Lawsuit Questions the Safety of Guardrails

By Kim Smiley

A whistleblower lawsuit claims that tens of thousands of guardrails installed across the US may be unsafe.  The concern is that the specific design of the guardrail in question, the ET-Plus, can jam when hit and puncture cars, potentially causing injury, rather than curling away as intended.

This issue has more questions than answers at this point, but an initial Cause Map can be built to document what is currently known.  A question mark should be added to any cause that is suspected, but has not been proven with evidence.  As more information, both new causes and evidence, becomes available the Cause Map can easily be expanded to incorporate it.

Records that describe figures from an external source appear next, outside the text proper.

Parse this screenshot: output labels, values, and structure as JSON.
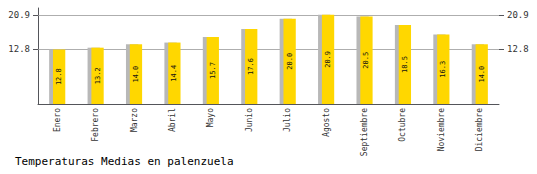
{
  "chart_data": {
    "type": "bar",
    "title": "Temperaturas Medias en palenzuela",
    "categories": [
      "Enero",
      "Febrero",
      "Marzo",
      "Abril",
      "Mayo",
      "Junio",
      "Julio",
      "Agosto",
      "Septiembre",
      "Octubre",
      "Noviembre",
      "Diciembre"
    ],
    "series": [
      {
        "color": "#B8B8B8",
        "values": [
          12.8,
          13.2,
          14.0,
          14.4,
          15.7,
          17.6,
          20.0,
          20.9,
          20.5,
          18.5,
          16.3,
          14.0
        ]
      },
      {
        "color": "#FFD700",
        "values": [
          12.8,
          13.2,
          14.0,
          14.4,
          15.7,
          17.6,
          20.0,
          20.9,
          20.5,
          18.5,
          16.3,
          14.0
        ],
        "data_labels": true,
        "value_labels": [
          "12.8",
          "13.2",
          "14.0",
          "14.4",
          "15.7",
          "17.6",
          "20.0",
          "20.9",
          "20.5",
          "18.5",
          "16.3",
          "14.0"
        ]
      }
    ],
    "ylim": [
      0,
      22.5
    ],
    "yticks": [
      12.8,
      20.9
    ],
    "grid": true
  }
}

In this example, the primary concern, both from a safety and regulation standpoint, about the guardrails are centered on a design change made in 2005.  The size of the energy-absorbing end terminal was changed from five inches to four.  The modification was apparently made as a cost-saving measure.   The lawsuit alleges that federal authorities were never alerted to the design change so it never received the required review and approval.  It appears that federal authorities were not alerted until a patent case bought up the issue in 2012.

The reduction in the size of the end terminals may have affected how the guardrails function during auto accidents.  The lawsuit claims that five deaths and other injuries from at least 14 auto accidents can be attributed to the new design of guardrails.  The Federal Highway Administration has stated that the guardrails meet crash-test criteria, but three states (Missouri, Nevada and Massachusetts) are taking the concerns seriously enough to ban further installation of the guardrails pending completion of the investigation.

This issue is a classic proverbial can of worms.  Up to a billion dollars could be at stake in the lawsuit and the man who filed the lawsuit could get a significant cut of the payout.  There are potential testing requirement issues that need to be considered if the guardrails are passing crash tests, but causing injuries.  There are concerns over whether the company properly informed the federal government about design changes, which is a particularly sensitive topic following the recent GM ignition switch issues.  All and all, this should be a very interesting topic to follow as it plays out.